FIlet mignon summary:
- Small cuts
- Very low fat content
- Soft, tender texture
- Fine grain muscle
What is a ribeye steak?
Ribeye steak comes from the longissimus dorsi muscle. This is a long muscle that runs from the shoulder blade to the hip bone from the sixth to the twelfth rib.
The longissimus dorsi doesn’t get exercised much by the cow, so it is a tender cut. However, it does contain a fair amount of “intramuscular fat” or marbling, which adds lots of flavor and moisture to the meat.
Ribeye steaks are very large cuts that average between 11-16 square inches in size. T
They can be served boneless or bone-in -with the rib bone still present in the meat. Sometimes, bone-in rib eye steaks are called “rib steaks”. The bone may protrude a few inches, or be cut so that it lays flush to the meat.
Many chefs claim bone-in cuts have greater flavor and moisture, but this has been debunked. The one advantage of bone-in is that it can insulate the meat and slow cooking.
Ribeye steak is hefty on the fat and calorie content. A 3.5-ounce steak contains around 269 calories and almost 22 grams of fat per serving – so it may not be the best choice if you’re watching your waistline.
- Large cuts
- High fat content
- Heavy marbling
- Can be served boneless or bone-in
- Tender texture
Which is better – Ribeye steak or Filet Mignon?
Whether a ribeye steak or a filet mignon is best for you will depend on your individual taste, budget, cooking style and experience.
In this section, we take a look at the key differences and similarities between these popular cuts.
Flavour and appearance
Filet mignon is rounded and considerably smaller than ribeye steak. It has a much lower fat content that runs through the meat in thin, delicate lines. Ribeye steak is generously-sized and contains high fat levels and thick, defined marbling.
Both steaks are tender, but filet mignon is the softest. This is because the tenderloin muscle from which it is cut is barely used during the animals’ lifetime.
On the other hand, ribeye steak is cut from the ribs of the cow. These muscles are not heavily-exercised, but they are worked more than tenderloin. Therefore, ribeye steak is a little tougher, but this is compensated by its high fat content that makes it juicier and more tender than many other cuts.
The high fat content of ribeye steak gives it a stronger flavor than filet mignon. However, the lean, less-greasy taste of filet mignon is a better choice for those who are watching their weight or dislike fatty meats.
Both cuts are pricey, but filet mignon is by far the most expensive. This is due to the scarcity of the meat on each animal, as well as its tenderness.
Source of the meat
Both filet mignon and ribeye are widely available and can be easily purchased at your local store, butcher or via online meat delivery services.
When shopping, we recommend looking for USDA choice and prime grade cuts.

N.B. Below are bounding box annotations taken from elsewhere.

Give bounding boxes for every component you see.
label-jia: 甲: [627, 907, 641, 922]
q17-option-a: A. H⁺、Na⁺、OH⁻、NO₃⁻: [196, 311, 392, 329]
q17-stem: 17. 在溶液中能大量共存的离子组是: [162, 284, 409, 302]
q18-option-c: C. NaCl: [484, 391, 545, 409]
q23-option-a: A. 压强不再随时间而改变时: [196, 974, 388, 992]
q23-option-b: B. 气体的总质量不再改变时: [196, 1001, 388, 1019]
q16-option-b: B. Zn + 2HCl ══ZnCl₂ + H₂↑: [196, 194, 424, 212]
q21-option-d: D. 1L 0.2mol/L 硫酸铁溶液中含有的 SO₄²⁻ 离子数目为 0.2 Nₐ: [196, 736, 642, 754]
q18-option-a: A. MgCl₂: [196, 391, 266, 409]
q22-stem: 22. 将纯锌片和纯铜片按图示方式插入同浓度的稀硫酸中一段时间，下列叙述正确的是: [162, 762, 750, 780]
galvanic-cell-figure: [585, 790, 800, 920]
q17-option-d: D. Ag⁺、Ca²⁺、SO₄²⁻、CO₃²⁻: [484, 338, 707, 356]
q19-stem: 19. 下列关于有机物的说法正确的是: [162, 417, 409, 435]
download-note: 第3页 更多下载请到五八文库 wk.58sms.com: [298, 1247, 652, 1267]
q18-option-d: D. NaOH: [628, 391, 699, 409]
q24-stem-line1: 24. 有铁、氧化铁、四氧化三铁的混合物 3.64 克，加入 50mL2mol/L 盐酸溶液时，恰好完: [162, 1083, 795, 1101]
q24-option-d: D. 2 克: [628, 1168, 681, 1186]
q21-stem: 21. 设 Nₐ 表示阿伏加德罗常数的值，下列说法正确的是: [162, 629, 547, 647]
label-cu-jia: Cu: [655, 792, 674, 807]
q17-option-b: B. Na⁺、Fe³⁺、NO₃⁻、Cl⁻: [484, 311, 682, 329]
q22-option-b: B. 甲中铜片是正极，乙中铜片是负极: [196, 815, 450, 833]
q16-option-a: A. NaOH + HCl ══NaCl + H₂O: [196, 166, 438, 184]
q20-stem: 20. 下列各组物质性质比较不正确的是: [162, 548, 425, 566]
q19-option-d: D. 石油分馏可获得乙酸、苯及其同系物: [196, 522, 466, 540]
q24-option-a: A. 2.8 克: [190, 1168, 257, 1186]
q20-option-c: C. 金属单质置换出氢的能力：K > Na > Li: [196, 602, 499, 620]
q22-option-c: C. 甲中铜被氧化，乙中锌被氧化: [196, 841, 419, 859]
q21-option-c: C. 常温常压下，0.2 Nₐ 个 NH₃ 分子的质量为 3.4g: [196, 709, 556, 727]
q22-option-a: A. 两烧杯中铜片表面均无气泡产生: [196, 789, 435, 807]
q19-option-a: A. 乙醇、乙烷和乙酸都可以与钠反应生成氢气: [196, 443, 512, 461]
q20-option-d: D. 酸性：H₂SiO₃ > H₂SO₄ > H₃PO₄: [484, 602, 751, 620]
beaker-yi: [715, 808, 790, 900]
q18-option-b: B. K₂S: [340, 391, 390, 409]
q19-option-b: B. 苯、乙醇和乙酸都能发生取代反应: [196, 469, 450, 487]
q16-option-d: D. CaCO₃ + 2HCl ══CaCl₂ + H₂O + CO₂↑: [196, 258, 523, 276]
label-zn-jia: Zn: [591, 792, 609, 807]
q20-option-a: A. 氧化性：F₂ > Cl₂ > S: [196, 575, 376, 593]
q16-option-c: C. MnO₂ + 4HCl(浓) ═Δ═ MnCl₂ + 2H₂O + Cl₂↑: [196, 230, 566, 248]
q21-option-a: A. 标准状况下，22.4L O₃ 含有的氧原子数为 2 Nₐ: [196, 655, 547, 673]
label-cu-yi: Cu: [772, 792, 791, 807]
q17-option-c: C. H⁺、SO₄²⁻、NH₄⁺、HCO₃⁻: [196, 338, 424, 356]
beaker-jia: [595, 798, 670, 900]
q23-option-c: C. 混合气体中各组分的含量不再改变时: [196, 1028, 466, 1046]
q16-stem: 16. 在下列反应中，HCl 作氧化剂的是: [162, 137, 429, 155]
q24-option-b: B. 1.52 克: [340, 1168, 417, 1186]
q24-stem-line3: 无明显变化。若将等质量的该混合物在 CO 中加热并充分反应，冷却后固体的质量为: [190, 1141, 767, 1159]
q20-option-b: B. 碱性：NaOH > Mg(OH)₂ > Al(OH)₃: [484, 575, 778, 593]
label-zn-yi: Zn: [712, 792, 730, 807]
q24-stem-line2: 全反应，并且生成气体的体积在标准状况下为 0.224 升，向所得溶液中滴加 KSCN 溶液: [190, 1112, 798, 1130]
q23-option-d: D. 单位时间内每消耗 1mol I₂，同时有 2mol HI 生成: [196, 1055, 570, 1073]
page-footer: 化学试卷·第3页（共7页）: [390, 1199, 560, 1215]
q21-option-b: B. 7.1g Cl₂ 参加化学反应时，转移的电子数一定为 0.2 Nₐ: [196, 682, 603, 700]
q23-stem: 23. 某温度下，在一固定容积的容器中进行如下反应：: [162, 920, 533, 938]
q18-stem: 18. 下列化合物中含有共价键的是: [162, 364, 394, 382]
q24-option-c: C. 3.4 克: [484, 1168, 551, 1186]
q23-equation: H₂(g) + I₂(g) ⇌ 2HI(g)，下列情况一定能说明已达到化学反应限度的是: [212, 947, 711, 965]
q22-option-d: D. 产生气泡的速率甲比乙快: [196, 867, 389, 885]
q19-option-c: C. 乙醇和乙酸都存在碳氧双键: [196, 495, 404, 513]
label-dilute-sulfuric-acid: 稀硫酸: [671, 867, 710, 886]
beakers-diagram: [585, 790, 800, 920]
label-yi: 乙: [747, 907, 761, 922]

Prime grade ribeye is the most expensive option, but it will have the best fat marbling which gives delicious flavor and moisture.
Ribeye and filet mignon require different cooking methods for best results.
Filet mignon cooks very quickly and shouldn’t be cooked above medium heat. Due to its low fat content, a high-heat or long cooking duration can dry it out, causing it to lose its tenderness.
On the other hand, ribeye steak has a high fat content that allows you to cook faster and at higher temperatures. Because ribeye is such a large cut, it’s best finished off on a medium-low grill for maximum tenderness.
When cooking ribeye, you’ll need to be careful to avoid flare ups and charring caused by dripping fat. A good pair of long grill tongs will help to keep your hands safe from any flames.
Wrapping it up
Both ribeye and filet mignon are delicious, highly-popular and expensive choices. There’s no clear winner here – the best steak for you depends on your preferences.
If meaty flavor is your priority, ribeye steak with its high fat content and ease of cooking makes it a top pick. On the other hand, if you prefer lean, melt-in-the-mouth steak without any greasiness – filet mignon could be your dream come true.